Near Earth Object Wide-field Infrared Survey Explorer
NEOWISE (Near Earth Object Wide-field Infrared Survey Explorer) was originally the WISE mission. The Ball-built WISE spacecraft was launched December 2009 to scan the entire celestial sky in infrared light.
WISE captured more than 2.7 million images in multiple infrared wavelengths and cataloging more than 747 million objects in space, ranging from distant galaxies to asteroids and comets much closer to Earth.
WISE discovered the first Y Dwarf and Earth trojan asteroid, tens of thousands of new asteroids, and numerous previously undiscovered star clusters. Most of WISE’s electronics were turned off by NASA when it completed its primary mission in February 2011. The mission was reactivated in 2013 for the NEOWISE mission.
In the first year of its reactivation, NEOWISE captured 2.5 million image sets, detecting and providing data on over 10,000 solar system objects. The data revealed 129 new solar system objects, including 39 previously undiscovered near-Earth objects.

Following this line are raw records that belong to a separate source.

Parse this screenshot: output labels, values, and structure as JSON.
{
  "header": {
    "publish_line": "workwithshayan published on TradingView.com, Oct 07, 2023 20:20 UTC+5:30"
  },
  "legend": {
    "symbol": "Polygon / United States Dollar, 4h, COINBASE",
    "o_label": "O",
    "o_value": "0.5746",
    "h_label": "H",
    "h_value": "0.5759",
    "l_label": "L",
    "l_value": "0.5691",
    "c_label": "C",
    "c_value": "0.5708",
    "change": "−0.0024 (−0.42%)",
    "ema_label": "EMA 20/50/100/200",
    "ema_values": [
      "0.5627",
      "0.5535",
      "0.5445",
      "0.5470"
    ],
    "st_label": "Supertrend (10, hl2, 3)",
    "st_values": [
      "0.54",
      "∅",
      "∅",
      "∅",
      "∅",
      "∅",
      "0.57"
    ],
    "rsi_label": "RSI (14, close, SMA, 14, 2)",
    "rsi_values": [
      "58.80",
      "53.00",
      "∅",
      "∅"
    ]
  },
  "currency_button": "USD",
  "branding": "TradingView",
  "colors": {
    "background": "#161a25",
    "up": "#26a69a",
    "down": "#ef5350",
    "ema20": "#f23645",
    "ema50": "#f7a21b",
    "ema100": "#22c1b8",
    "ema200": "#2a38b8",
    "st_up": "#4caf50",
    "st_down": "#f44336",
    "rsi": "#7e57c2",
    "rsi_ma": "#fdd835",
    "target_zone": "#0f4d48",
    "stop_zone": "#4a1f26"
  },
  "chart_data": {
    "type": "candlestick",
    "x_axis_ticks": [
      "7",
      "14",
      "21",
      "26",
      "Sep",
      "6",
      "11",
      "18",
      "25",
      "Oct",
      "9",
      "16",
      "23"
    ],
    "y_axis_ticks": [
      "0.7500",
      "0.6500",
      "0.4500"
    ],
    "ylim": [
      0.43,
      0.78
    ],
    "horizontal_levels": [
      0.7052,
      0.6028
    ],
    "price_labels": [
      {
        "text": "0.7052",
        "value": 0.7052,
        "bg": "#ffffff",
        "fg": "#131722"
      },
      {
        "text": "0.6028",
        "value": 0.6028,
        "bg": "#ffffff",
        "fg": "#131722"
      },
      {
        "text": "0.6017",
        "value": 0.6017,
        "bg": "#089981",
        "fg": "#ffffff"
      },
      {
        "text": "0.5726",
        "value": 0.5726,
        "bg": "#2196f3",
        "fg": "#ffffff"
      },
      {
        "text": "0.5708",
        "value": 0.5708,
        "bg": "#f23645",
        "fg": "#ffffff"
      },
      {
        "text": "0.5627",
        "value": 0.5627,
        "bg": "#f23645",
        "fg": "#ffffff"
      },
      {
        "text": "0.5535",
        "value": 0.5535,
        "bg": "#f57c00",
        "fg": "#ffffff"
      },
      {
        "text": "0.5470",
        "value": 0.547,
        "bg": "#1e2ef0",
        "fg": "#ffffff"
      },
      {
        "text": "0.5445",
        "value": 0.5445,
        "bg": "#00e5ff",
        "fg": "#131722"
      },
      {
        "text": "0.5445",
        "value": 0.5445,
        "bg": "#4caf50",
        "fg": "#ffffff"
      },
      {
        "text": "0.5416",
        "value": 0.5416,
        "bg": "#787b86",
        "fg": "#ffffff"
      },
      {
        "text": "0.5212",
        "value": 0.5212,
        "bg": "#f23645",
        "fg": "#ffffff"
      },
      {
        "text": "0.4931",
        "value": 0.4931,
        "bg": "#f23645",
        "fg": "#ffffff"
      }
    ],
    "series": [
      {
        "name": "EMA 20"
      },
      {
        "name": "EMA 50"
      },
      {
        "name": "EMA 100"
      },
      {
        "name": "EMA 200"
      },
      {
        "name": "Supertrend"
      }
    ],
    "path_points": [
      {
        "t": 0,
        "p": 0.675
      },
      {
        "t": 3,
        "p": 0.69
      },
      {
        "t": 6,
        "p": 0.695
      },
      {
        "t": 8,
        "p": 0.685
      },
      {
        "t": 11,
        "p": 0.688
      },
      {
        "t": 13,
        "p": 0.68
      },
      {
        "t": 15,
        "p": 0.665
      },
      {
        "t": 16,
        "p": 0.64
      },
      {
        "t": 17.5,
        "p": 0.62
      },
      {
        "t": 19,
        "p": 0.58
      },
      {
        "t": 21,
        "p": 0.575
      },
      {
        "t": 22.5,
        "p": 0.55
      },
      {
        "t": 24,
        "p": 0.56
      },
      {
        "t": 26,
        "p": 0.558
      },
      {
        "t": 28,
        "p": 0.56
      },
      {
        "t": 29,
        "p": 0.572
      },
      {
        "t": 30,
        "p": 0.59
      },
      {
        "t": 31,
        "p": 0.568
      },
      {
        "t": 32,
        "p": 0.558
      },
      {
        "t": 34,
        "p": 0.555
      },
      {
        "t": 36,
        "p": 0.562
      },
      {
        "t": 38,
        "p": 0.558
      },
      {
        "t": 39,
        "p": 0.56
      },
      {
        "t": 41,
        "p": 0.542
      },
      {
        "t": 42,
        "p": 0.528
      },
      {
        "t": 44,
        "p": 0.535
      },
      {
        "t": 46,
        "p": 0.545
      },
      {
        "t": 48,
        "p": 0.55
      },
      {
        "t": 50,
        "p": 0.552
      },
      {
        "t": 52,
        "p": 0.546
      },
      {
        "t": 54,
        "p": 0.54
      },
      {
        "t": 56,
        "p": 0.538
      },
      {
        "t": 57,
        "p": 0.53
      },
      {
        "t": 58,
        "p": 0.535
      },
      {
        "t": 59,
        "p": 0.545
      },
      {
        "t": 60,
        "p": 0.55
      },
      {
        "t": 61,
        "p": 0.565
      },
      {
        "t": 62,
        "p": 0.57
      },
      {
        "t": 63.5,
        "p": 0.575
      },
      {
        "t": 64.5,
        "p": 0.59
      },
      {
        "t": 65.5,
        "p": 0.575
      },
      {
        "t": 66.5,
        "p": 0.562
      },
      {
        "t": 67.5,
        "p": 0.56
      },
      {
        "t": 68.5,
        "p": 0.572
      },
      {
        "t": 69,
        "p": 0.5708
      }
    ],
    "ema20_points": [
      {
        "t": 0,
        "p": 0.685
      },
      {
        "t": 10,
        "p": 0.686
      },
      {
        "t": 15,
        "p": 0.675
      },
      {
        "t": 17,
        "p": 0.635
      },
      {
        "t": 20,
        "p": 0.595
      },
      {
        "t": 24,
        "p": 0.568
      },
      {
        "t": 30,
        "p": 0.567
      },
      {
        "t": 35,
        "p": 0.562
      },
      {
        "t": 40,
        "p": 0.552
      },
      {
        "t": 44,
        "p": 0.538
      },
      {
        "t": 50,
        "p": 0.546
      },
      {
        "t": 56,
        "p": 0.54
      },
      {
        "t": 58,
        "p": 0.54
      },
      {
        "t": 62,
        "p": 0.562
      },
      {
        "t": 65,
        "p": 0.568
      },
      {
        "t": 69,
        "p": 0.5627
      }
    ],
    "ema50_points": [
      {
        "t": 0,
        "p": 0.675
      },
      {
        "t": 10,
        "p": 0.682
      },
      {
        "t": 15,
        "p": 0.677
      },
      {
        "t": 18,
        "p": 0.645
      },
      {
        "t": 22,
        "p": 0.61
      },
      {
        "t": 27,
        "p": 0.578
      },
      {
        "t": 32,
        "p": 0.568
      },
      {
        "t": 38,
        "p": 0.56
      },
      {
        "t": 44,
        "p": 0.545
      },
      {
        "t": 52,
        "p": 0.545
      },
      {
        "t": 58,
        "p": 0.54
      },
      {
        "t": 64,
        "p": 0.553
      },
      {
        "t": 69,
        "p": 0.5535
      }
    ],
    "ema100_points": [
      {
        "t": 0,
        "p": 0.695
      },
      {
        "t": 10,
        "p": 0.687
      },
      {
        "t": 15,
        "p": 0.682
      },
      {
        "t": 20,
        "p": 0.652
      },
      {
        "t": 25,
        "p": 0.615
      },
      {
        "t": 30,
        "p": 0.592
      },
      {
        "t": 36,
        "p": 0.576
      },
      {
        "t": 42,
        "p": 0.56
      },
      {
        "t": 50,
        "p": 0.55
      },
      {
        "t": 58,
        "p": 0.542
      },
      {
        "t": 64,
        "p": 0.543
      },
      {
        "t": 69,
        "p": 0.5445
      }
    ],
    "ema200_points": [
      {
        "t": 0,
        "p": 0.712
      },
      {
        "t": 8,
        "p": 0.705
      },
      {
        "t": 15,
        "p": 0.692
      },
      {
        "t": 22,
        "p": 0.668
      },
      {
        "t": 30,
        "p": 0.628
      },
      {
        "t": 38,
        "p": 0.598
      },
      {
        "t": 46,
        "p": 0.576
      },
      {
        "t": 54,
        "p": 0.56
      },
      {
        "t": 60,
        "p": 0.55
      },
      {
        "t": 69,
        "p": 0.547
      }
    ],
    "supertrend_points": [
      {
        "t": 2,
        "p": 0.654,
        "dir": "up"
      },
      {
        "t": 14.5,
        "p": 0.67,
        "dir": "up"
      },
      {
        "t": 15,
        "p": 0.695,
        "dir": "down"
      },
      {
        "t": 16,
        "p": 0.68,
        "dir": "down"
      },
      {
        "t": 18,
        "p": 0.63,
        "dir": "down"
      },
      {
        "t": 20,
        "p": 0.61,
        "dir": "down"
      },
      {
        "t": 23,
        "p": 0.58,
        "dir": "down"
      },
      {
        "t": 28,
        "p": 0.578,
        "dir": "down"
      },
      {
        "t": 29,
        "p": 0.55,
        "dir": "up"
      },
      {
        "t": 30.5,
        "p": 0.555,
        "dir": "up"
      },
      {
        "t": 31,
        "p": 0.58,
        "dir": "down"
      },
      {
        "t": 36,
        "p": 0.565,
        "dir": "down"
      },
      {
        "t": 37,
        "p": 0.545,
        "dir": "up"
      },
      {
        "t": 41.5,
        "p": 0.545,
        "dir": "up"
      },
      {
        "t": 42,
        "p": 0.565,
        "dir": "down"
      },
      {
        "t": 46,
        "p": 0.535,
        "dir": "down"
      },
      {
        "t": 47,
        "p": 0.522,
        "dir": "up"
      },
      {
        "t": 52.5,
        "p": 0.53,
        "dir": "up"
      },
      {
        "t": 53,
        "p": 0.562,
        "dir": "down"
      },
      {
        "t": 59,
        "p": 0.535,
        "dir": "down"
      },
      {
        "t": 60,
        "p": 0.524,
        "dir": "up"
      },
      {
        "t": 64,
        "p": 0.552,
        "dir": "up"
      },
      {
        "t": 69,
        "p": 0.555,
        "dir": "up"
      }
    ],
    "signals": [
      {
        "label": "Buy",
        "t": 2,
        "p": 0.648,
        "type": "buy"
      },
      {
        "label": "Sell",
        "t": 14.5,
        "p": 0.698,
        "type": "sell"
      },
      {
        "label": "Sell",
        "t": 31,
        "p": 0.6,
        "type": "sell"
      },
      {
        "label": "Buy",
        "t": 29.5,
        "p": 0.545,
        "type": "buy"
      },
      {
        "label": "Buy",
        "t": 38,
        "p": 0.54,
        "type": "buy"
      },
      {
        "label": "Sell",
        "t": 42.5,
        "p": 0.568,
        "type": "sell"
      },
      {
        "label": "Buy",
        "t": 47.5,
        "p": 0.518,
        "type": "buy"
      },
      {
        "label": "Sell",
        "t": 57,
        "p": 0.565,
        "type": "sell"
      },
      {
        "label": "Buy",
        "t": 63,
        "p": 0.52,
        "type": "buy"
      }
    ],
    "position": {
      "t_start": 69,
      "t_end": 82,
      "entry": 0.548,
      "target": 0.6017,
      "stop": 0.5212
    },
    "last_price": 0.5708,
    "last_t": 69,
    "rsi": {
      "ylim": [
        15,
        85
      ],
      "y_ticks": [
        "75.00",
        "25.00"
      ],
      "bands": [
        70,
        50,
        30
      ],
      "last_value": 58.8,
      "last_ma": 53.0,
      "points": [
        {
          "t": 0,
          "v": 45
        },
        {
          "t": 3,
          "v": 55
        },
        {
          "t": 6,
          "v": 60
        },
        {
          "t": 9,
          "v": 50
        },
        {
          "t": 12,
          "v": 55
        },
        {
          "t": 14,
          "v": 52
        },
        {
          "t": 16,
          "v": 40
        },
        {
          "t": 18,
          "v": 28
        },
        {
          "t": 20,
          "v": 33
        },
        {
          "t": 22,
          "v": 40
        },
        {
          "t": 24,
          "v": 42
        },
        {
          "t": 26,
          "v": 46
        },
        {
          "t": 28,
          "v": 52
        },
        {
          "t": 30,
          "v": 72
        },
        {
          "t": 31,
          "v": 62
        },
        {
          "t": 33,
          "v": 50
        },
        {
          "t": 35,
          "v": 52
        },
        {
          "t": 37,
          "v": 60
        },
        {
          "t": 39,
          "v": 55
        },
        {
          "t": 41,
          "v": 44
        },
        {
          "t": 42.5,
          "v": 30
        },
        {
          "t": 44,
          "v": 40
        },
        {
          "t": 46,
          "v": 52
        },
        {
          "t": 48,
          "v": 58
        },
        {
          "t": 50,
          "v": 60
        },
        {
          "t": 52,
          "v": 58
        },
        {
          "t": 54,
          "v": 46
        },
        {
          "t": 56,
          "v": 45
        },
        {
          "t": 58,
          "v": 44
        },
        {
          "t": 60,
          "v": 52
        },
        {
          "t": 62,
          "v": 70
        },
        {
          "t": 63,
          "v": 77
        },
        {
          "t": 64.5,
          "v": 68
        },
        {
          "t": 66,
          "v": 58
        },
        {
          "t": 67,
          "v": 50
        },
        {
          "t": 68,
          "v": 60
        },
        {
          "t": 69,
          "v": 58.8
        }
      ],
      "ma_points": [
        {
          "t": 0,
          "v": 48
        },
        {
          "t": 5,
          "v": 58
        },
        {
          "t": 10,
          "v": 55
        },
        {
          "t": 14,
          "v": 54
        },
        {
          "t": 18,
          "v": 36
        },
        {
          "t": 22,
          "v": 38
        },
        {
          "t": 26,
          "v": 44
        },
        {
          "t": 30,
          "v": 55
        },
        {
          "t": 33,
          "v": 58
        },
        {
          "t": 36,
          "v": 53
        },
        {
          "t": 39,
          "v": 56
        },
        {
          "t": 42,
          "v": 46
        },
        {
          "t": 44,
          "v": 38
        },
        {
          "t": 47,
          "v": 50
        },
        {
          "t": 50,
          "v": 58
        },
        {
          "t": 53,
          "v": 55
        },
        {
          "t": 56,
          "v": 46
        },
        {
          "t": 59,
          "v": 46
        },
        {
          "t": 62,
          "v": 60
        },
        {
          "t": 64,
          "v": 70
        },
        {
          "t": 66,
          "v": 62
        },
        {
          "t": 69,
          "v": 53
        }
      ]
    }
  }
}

Each of the images also contains a multitude of background stars, nebulae and galaxies.
Currently in its second year of additional science collection, NEOWISE has already added another 21 new discoveries including six new near-Earth objects. The Jet Propulsion Laboratory (JPL) manages the NEOWISE mission for NASA’s Science Mission Directorate. The mission is currently funded through 2016.

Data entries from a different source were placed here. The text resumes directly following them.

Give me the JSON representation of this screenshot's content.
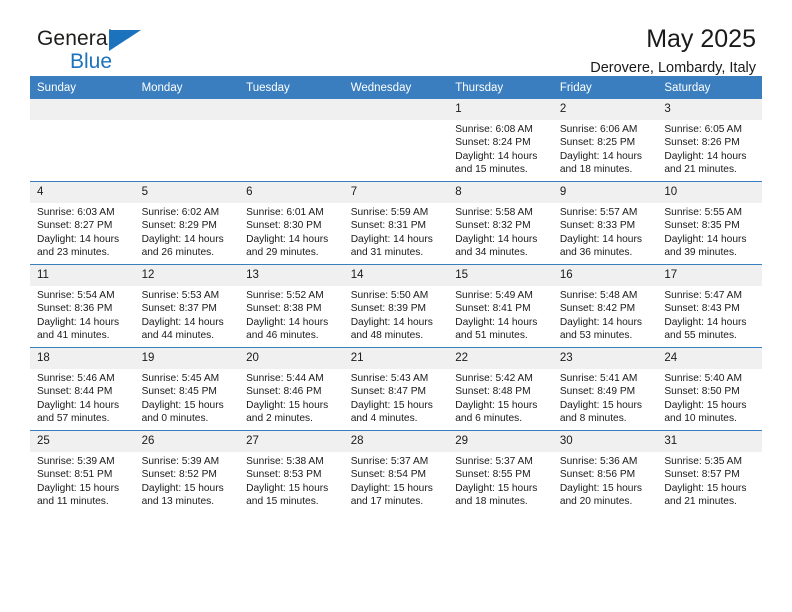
{
  "brand": {
    "name_top": "General",
    "name_bottom": "Blue",
    "accent_color": "#1c72bc"
  },
  "header": {
    "title": "May 2025",
    "location": "Derovere, Lombardy, Italy"
  },
  "theme": {
    "header_row_color": "#3a7ebf",
    "day_number_bg": "#f0f0f0",
    "text_color": "#1a1a1a"
  },
  "weekdays": [
    "Sunday",
    "Monday",
    "Tuesday",
    "Wednesday",
    "Thursday",
    "Friday",
    "Saturday"
  ],
  "labels": {
    "sunrise_prefix": "Sunrise:",
    "sunset_prefix": "Sunset:",
    "daylight_prefix": "Daylight:"
  },
  "weeks": [
    [
      {
        "day": "",
        "empty": true
      },
      {
        "day": "",
        "empty": true
      },
      {
        "day": "",
        "empty": true
      },
      {
        "day": "",
        "empty": true
      },
      {
        "day": "1",
        "sunrise": "Sunrise: 6:08 AM",
        "sunset": "Sunset: 8:24 PM",
        "daylight1": "Daylight: 14 hours",
        "daylight2": "and 15 minutes."
      },
      {
        "day": "2",
        "sunrise": "Sunrise: 6:06 AM",
        "sunset": "Sunset: 8:25 PM",
        "daylight1": "Daylight: 14 hours",
        "daylight2": "and 18 minutes."
      },
      {
        "day": "3",
        "sunrise": "Sunrise: 6:05 AM",
        "sunset": "Sunset: 8:26 PM",
        "daylight1": "Daylight: 14 hours",
        "daylight2": "and 21 minutes."
      }
    ],
    [
      {
        "day": "4",
        "sunrise": "Sunrise: 6:03 AM",
        "sunset": "Sunset: 8:27 PM",
        "daylight1": "Daylight: 14 hours",
        "daylight2": "and 23 minutes."
      },
      {
        "day": "5",
        "sunrise": "Sunrise: 6:02 AM",
        "sunset": "Sunset: 8:29 PM",
        "daylight1": "Daylight: 14 hours",
        "daylight2": "and 26 minutes."
      },
      {
        "day": "6",
        "sunrise": "Sunrise: 6:01 AM",
        "sunset": "Sunset: 8:30 PM",
        "daylight1": "Daylight: 14 hours",
        "daylight2": "and 29 minutes."
      },
      {
        "day": "7",
        "sunrise": "Sunrise: 5:59 AM",
        "sunset": "Sunset: 8:31 PM",
        "daylight1": "Daylight: 14 hours",
        "daylight2": "and 31 minutes."
      },
      {
        "day": "8",
        "sunrise": "Sunrise: 5:58 AM",
        "sunset": "Sunset: 8:32 PM",
        "daylight1": "Daylight: 14 hours",
        "daylight2": "and 34 minutes."
      },
      {
        "day": "9",
        "sunrise": "Sunrise: 5:57 AM",
        "sunset": "Sunset: 8:33 PM",
        "daylight1": "Daylight: 14 hours",
        "daylight2": "and 36 minutes."
      },
      {
        "day": "10",
        "sunrise": "Sunrise: 5:55 AM",
        "sunset": "Sunset: 8:35 PM",
        "daylight1": "Daylight: 14 hours",
        "daylight2": "and 39 minutes."
      }
    ],
    [
      {
        "day": "11",
        "sunrise": "Sunrise: 5:54 AM",
        "sunset": "Sunset: 8:36 PM",
        "daylight1": "Daylight: 14 hours",
        "daylight2": "and 41 minutes."
      },
      {
        "day": "12",
        "sunrise": "Sunrise: 5:53 AM",
        "sunset": "Sunset: 8:37 PM",
        "daylight1": "Daylight: 14 hours",
        "daylight2": "and 44 minutes."
      },
      {
        "day": "13",
        "sunrise": "Sunrise: 5:52 AM",
        "sunset": "Sunset: 8:38 PM",
        "daylight1": "Daylight: 14 hours",
        "daylight2": "and 46 minutes."
      },
      {
        "day": "14",
        "sunrise": "Sunrise: 5:50 AM",
        "sunset": "Sunset: 8:39 PM",
        "daylight1": "Daylight: 14 hours",
        "daylight2": "and 48 minutes."
      },
      {
        "day": "15",
        "sunrise": "Sunrise: 5:49 AM",
        "sunset": "Sunset: 8:41 PM",
        "daylight1": "Daylight: 14 hours",
        "daylight2": "and 51 minutes."
      },
      {
        "day": "16",
        "sunrise": "Sunrise: 5:48 AM",
        "sunset": "Sunset: 8:42 PM",
        "daylight1": "Daylight: 14 hours",
        "daylight2": "and 53 minutes."
      },
      {
        "day": "17",
        "sunrise": "Sunrise: 5:47 AM",
        "sunset": "Sunset: 8:43 PM",
        "daylight1": "Daylight: 14 hours",
        "daylight2": "and 55 minutes."
      }
    ],
    [
      {
        "day": "18",
        "sunrise": "Sunrise: 5:46 AM",
        "sunset": "Sunset: 8:44 PM",
        "daylight1": "Daylight: 14 hours",
        "daylight2": "and 57 minutes."
      },
      {
        "day": "19",
        "sunrise": "Sunrise: 5:45 AM",
        "sunset": "Sunset: 8:45 PM",
        "daylight1": "Daylight: 15 hours",
        "daylight2": "and 0 minutes."
      },
      {
        "day": "20",
        "sunrise": "Sunrise: 5:44 AM",
        "sunset": "Sunset: 8:46 PM",
        "daylight1": "Daylight: 15 hours",
        "daylight2": "and 2 minutes."
      },
      {
        "day": "21",
        "sunrise": "Sunrise: 5:43 AM",
        "sunset": "Sunset: 8:47 PM",
        "daylight1": "Daylight: 15 hours",
        "daylight2": "and 4 minutes."
      },
      {
        "day": "22",
        "sunrise": "Sunrise: 5:42 AM",
        "sunset": "Sunset: 8:48 PM",
        "daylight1": "Daylight: 15 hours",
        "daylight2": "and 6 minutes."
      },
      {
        "day": "23",
        "sunrise": "Sunrise: 5:41 AM",
        "sunset": "Sunset: 8:49 PM",
        "daylight1": "Daylight: 15 hours",
        "daylight2": "and 8 minutes."
      },
      {
        "day": "24",
        "sunrise": "Sunrise: 5:40 AM",
        "sunset": "Sunset: 8:50 PM",
        "daylight1": "Daylight: 15 hours",
        "daylight2": "and 10 minutes."
      }
    ],
    [
      {
        "day": "25",
        "sunrise": "Sunrise: 5:39 AM",
        "sunset": "Sunset: 8:51 PM",
        "daylight1": "Daylight: 15 hours",
        "daylight2": "and 11 minutes."
      },
      {
        "day": "26",
        "sunrise": "Sunrise: 5:39 AM",
        "sunset": "Sunset: 8:52 PM",
        "daylight1": "Daylight: 15 hours",
        "daylight2": "and 13 minutes."
      },
      {
        "day": "27",
        "sunrise": "Sunrise: 5:38 AM",
        "sunset": "Sunset: 8:53 PM",
        "daylight1": "Daylight: 15 hours",
        "daylight2": "and 15 minutes."
      },
      {
        "day": "28",
        "sunrise": "Sunrise: 5:37 AM",
        "sunset": "Sunset: 8:54 PM",
        "daylight1": "Daylight: 15 hours",
        "daylight2": "and 17 minutes."
      },
      {
        "day": "29",
        "sunrise": "Sunrise: 5:37 AM",
        "sunset": "Sunset: 8:55 PM",
        "daylight1": "Daylight: 15 hours",
        "daylight2": "and 18 minutes."
      },
      {
        "day": "30",
        "sunrise": "Sunrise: 5:36 AM",
        "sunset": "Sunset: 8:56 PM",
        "daylight1": "Daylight: 15 hours",
        "daylight2": "and 20 minutes."
      },
      {
        "day": "31",
        "sunrise": "Sunrise: 5:35 AM",
        "sunset": "Sunset: 8:57 PM",
        "daylight1": "Daylight: 15 hours",
        "daylight2": "and 21 minutes."
      }
    ]
  ]
}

The NEOWISE spacecraft is based on the versatile, space-proven Ball Aerospace BCP-300 spacecraft bus design. Under contract to JPL, Ball Aerospace designed, built, and tested the spacecraft and conducted flight system testing and support operations.
WISE captured this image of the immense Andromeda galaxy, also known as Messier 31 or simply M31
This animation below, created by Ball, shows a schematic of NEOWISE’s orbit. NEOWISE always looks in the dawn and twilight skies – the direction perpendicular to a line between Earth and the sun. This unique vantage point makes it possible for NEOWISE to spot objects that approach Earth from the direction of the sun, unlike ground-based telescopes that are only able to view the night sky.